Consumer Loan Agreement – Legal basis for consumer loans
All natural persons or groups of people who need money in the form of a loan are initially referred to as consumers. As such, as a borrower, you can conclude a consumer loan agreement or consumer credit agreement with a credit institution, i.e. a bank. The institution is then referred to as the lender.
There is a difference between a consumer loan and a commercial loan, which companies in particular can take advantage of.
What is in the consumer loan contract?
Such a contract for a consumer loan must always be concluded in writing to protect the borrower. The necessary information in the contract includes the following information, data or figures:
- Information according to the information before the contract was signed
- Name and address of the borrower
- Lender regulatory authority
- Reference to the borrower’s right to a repayment plan (for loans with a time limit)
- Procedures in the event of termination
- Contractual condition (all necessary information)
- Notice of right of withdrawal
- Signature of the borrower
In addition to the above information, any agreements on insurance or security on the part of the borrower must also be included in the contract. Likewise, the method for calculating the prepayment penalty must be included in the contract if the lender collects such in the event of early repayment.
- Incidentally, it is not sufficient for a legally binding contract to be concluded if the borrower signs on an electronic medium (e.g. writing tablet). He has to do it himself on the consumer loan contract.
If the written form and the minimum content are not observed, the contract is invalid. All legal requirements are intended to protect lenders and borrowers alike.
What should you watch out for in the consumer loan contract?
The borrower should know that despite any formal errors, the consumer loan contract will still be valid as soon as it receives or uses the loan amount.
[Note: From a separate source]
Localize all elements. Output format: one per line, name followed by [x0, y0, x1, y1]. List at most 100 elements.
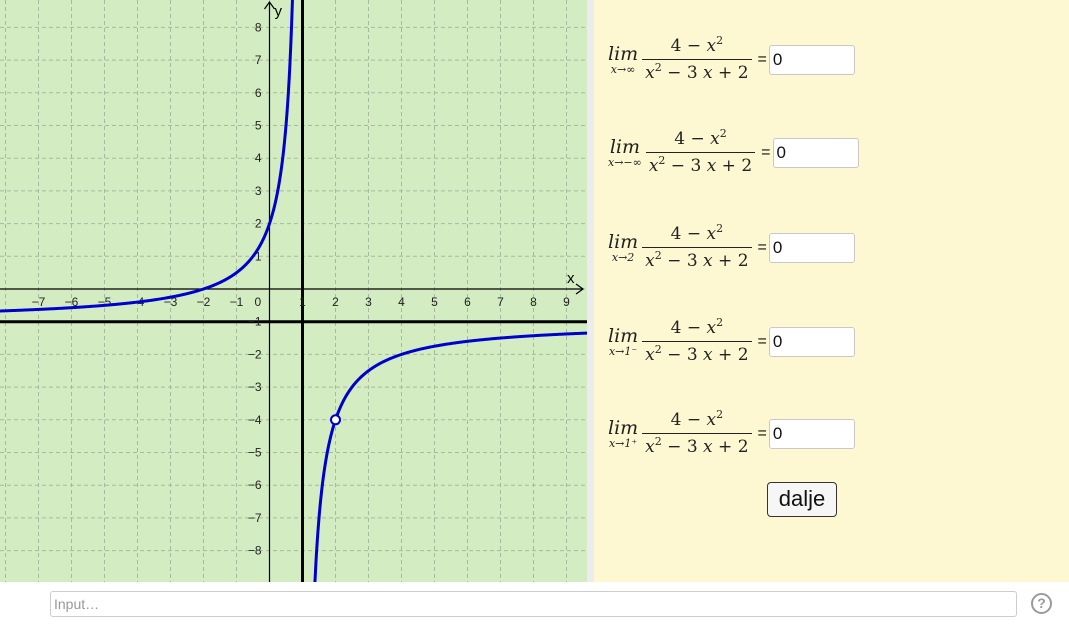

A look at the effective annual interest rate set out in the contract can also be worthwhile. If this is held too low, the borrowing rate is reduced by the corresponding percentage. In addition, all costs not listed in the consumer loan contract cannot be charged to the borrower afterwards. If no information regarding the term or the right of termination of the contract has been recorded, the borrower can terminate it at any time.
If the lender has failed to record security deposits in the contract, he cannot later request these from the borrower. However, this rule only applies up to a net loan amount of $ 75,000.
In any case, it is worthwhile for the borrower to read the consumer loan contract carefully and to check the content for its correctness. Although the credit institutions work very carefully, there may be advantages to the borrower in the event of formal errors.
What are the advantages of a consumer loan contract?
The great advantage of a written consumer loan contract is the associated legal security for both sides. It contains all important information on the agreed conditions, collateral and, above all, repayment procedures in detail, so that no disputes can arise later.